Distributed Humaning

Not long ago I oversaw the building of a Selenium bot to handle some repetitive clicking required in a massive update to user ids in a REDCap database as well as discouraging someone else from pursuing a computational approach at all. Let’s consider the wisdom of one of the experts I often consult for thorny issues, XKCD (used with permission)1:

The General Problem

When I approach a problem as a programmer, I operate by the “DRY” principle – don’t repeat yourself. I understand the temptation to develop a system to “pass arbitrary condiments.” It really can save time in the long term. Maybe. It also gives a sense of accomplishment and often new learning of a content area to the programmer. On the other hand, sometimes humans are the cheapest and most effective solution to a problem that could be solved (with greater expense and time) by a computer. As a project manager and someone who keeps her eye on budget numbers and flexibility, I appreciate that sometimes coding something isn’t the answer.

Consider the rise of the “citizen scientist”. Instead of “distributed computing” – remember over ten years ago when scientists recruited people to sign up their personal computers to help work on protein folding? – a recent planetary discovery program relies on “distributed humaning” (my term) or crowdsourcing signal detection.

A few months ago I had a conversation with someone who wanted to do deep learning on texts to extract content and meaning to find (and possibly) construct meaningful questions from a complex text. We talked about machine learning and natural language processing, and then I asked, “Have you considered mturk?” Amazon’s Mechanical Turk is cheekily named after an 18th century robotic hoax, and allows requestors to have real humans do things like identify hard-to-read text, summarize paragraphs, give opinions, and so forth. While human-driven prototypes are often the first proof of concept in a possible computational application, it’s also more than reasonable to consider using crowdsourcing as a legitimate source of data, instead of a temporary fix until a computational algorithm can be developed. It’s all about finding the right tool for the job!

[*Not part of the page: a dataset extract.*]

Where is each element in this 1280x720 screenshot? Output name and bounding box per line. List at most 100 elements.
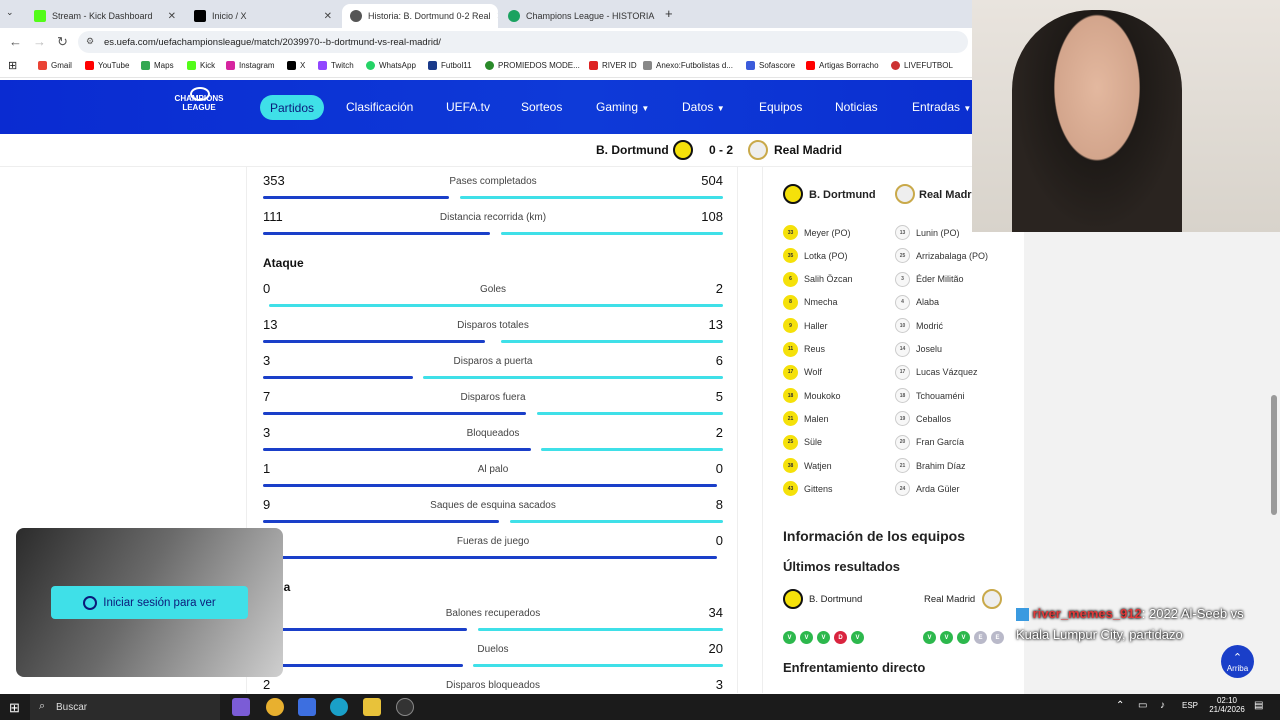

Although I’m all about scripting for reproducibility in science, sometimes software development isn’t the way to go.

On the other hand, consider an assignment I gave a work study employee in a research lab I did some work for recently. Without getting into the whys and hows, we had to change multiple REDCap records in the same way, and a mass download/update/upload mechanism just wouldn’t work. I suggested that while the time gain might be minimal, if any, it was worthwhile to develop a Python script that would use Selenium, and perhaps a TCL library, to open a browser and execute the work following the rules she coded. Why, in this case, did I suggest automating something, even though the labor costs for having a human do this (work study employees aren’t pricey) might suggest a human approach?

Here, in no particular order, were my criteria:

  • This student wants to be a data scientist. She needs to develop chops in Python. This project would effectively address two end goals.
  • The problem is well-understood and can be stated in program logic fairly easily.
  • There is no special human understanding required (language processing, facial recognition, etc.) that she would do much better at than a computer
  • I want her to understand the mechanism we’re trying to reproduce, and having to code it means understanding it well.
  • We might have similar needs in the future, and having her code a solution now will save me time and money later.

In short, whether brute force or computational elegance is the better solution is almost always contextual.

  1. Creative Commons Attribution-NonCommercial 2.5 License.